Thursday, April 4, 2013

Regexp for matching text within parentheses, brackets, quotes, etc.

    Sometimes we want to find some text that is placed within (...), "...", '...', [...], etc., but we do not want to include delimiters. It can be achieved by means of the look-behind regexp expression.

Let's take the following text as our example:
(leak from java heap) sucks ( rocks!)
We are interested in:
leak from java heap rocks!
People usually propose a simple regexp:
\(.+?\)
1. ( and ) must be escaped with \ because they have special meaning in regexp.
2. The reluctant operator +? is used rather than greedy operator * because we are interested in the smallest possible matching.

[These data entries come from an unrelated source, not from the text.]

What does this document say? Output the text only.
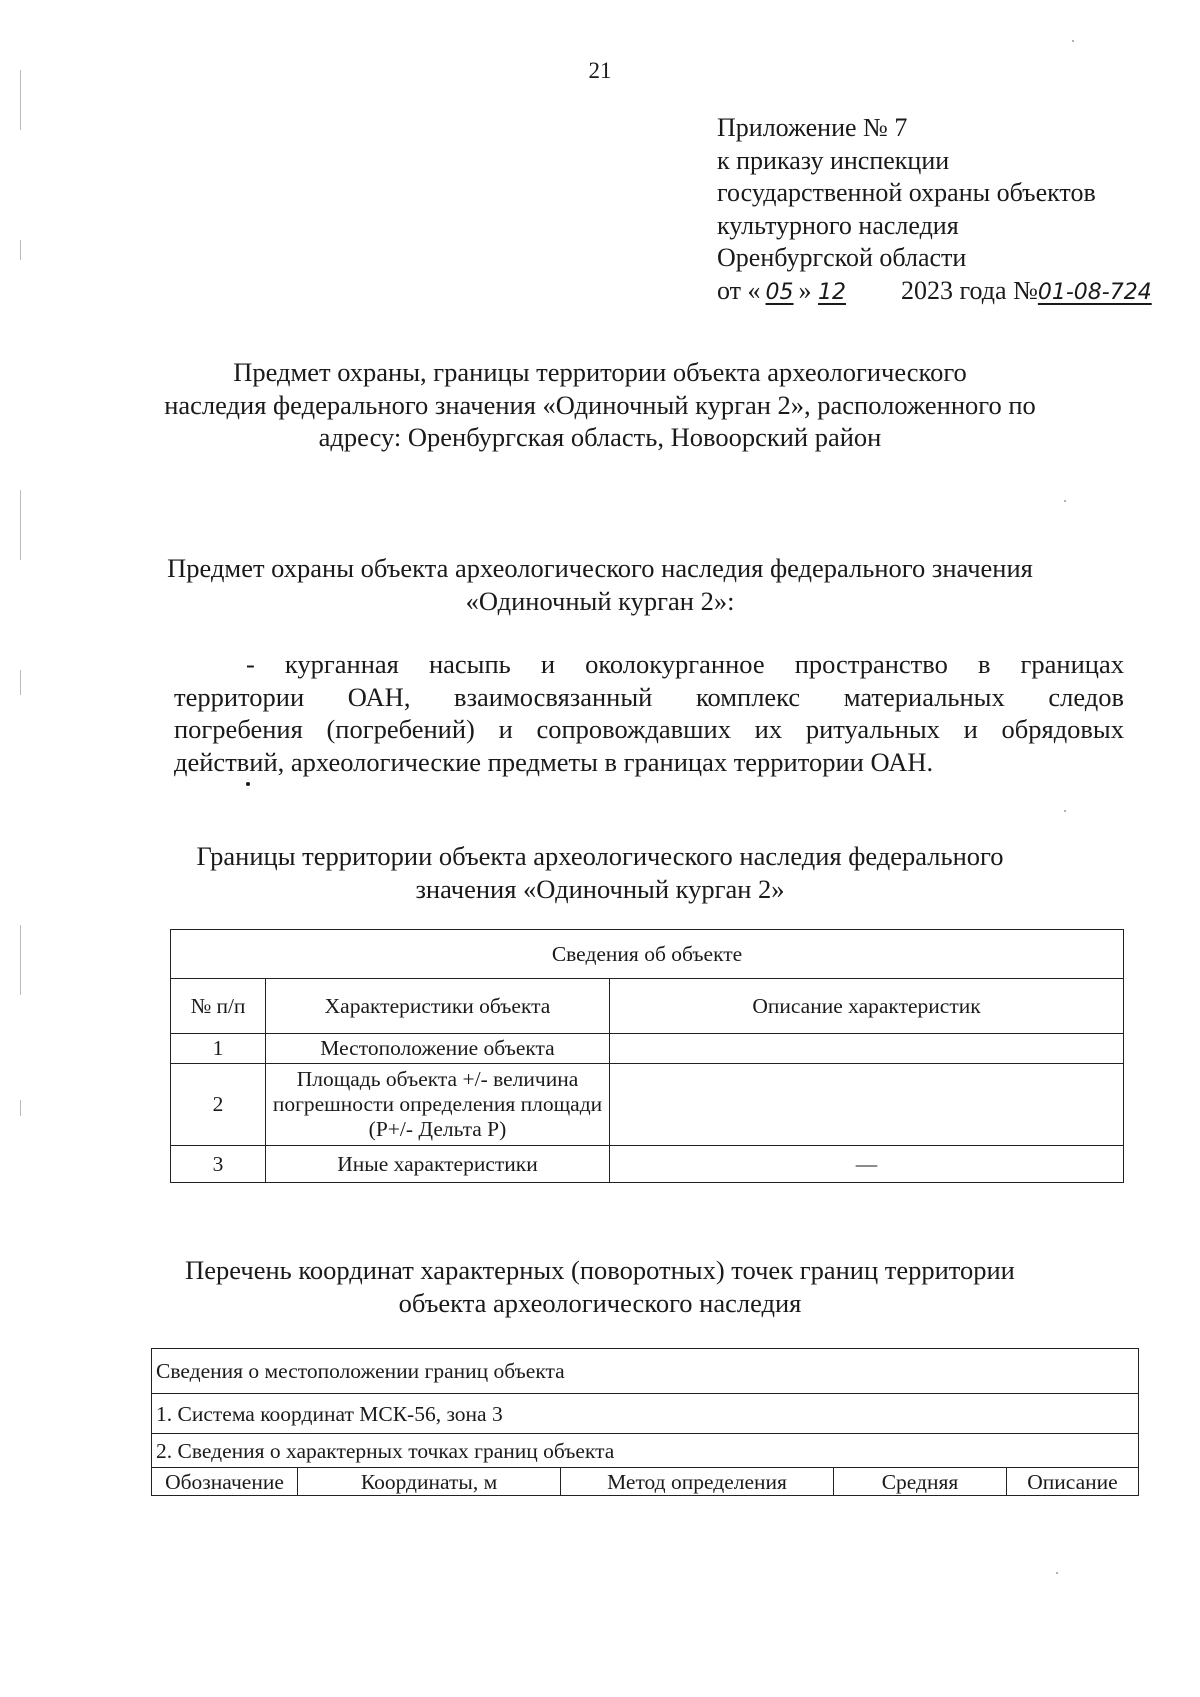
21
Приложение № 7
к приказу инспекции
государственной охраны объектов
культурного наследия
Оренбургской области
от « 05 » 12 2023 года №01-08-724
Предмет охраны, границы территории объекта археологического
наследия федерального значения «Одиночный курган 2», расположенного по
адресу: Оренбургская область, Новоорский район
Предмет охраны объекта археологического наследия федерального значения
«Одиночный курган 2»:
- курганная насыпь и околокурганное пространство в границах
территории ОАН, взаимосвязанный комплекс материальных следов
погребения (погребений) и сопровождавших их ритуальных и обрядовых
действий, археологические предметы в границах территории ОАН.
Границы территории объекта археологического наследия федерального
значения «Одиночный курган 2»
Сведения об объекте		
№ п/п	Характеристики объекта	Описание характеристик
1	Местоположение объекта	
2	Площадь объекта +/- величина погрешности определения площади (P+/- Дельта P)	
3	Иные характеристики	—
Перечень координат характерных (поворотных) точек границ территории
объекта археологического наследия
Сведения о местоположении границ объекта
1. Система координат МСК-56, зона 3
2. Сведения о характерных точках границ объекта
Обозначение	Координаты, м	Метод определения	Средняя	Описание
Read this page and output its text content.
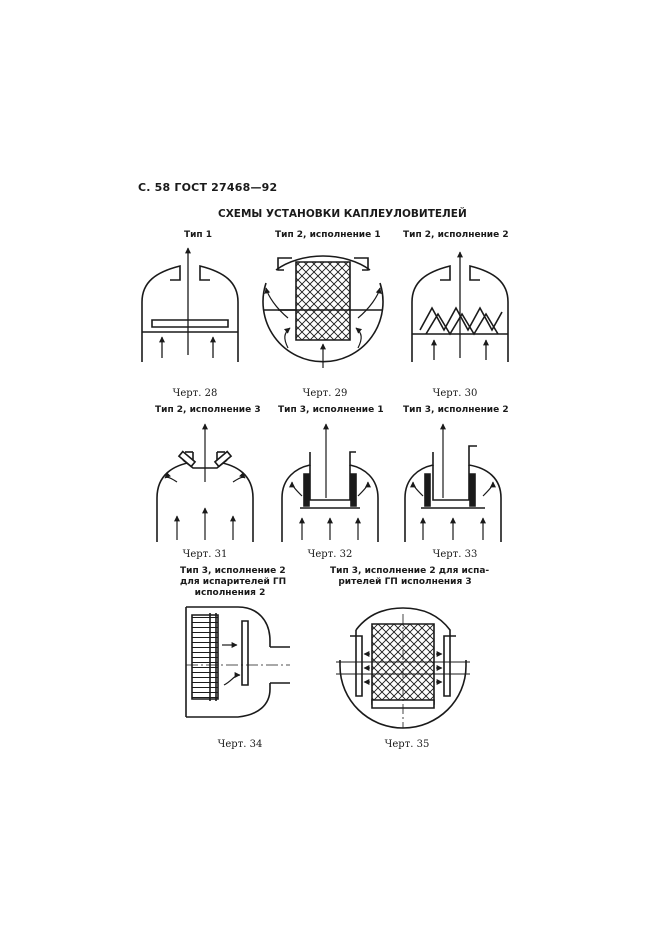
С. 58 ГОСТ 27468—92
СХЕМЫ УСТАНОВКИ КАПЛЕУЛОВИТЕЛЕЙ
Тип 1
Черт. 28
Тип 2, исполнение 1
Черт. 29
Тип 2, исполнение 2
Черт. 30
Тип 2, исполнение 3
Черт. 31
Тип 3, исполнение 1
Черт. 32
Тип 3, исполнение 2
Черт. 33
Тип 3, исполнение 2
для испарителей ГП
исполнения 2
Черт. 34
Тип 3, исполнение 2 для испа-
рителей ГП исполнения 3
Черт. 35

However, the proposed regexp returns:
(leak from java heap)( rocks!)
and we do not want to include ( ). We want to get rid of that ugly ( ) in one regexp pass. It can be done with look-behind operator. As it states, the operator just examines the predecessor of our target, but do not include it into the matching [info]:

(?<=\()[\w\s!]+

It says: 
Find ( [do not include it] and go through next signs until you encounter something different than \w \s and !. ( can be replaced with desired delimiter.

Now, let's try a more difficult example - I had to deal with it at my work. I had to replace whitespaces within '...' with _.

Finding the whitespaces within '...':

(?<='[\w\s]{0,100})\s

It says:
Find ', continue with \w and \s [do not include them] and when you find \s - return it.
  
{0,100} is used because Java does not support +? or * in look-behind operator. Using them resulted in:
"Look-behind operator does not have an obvious maximum length".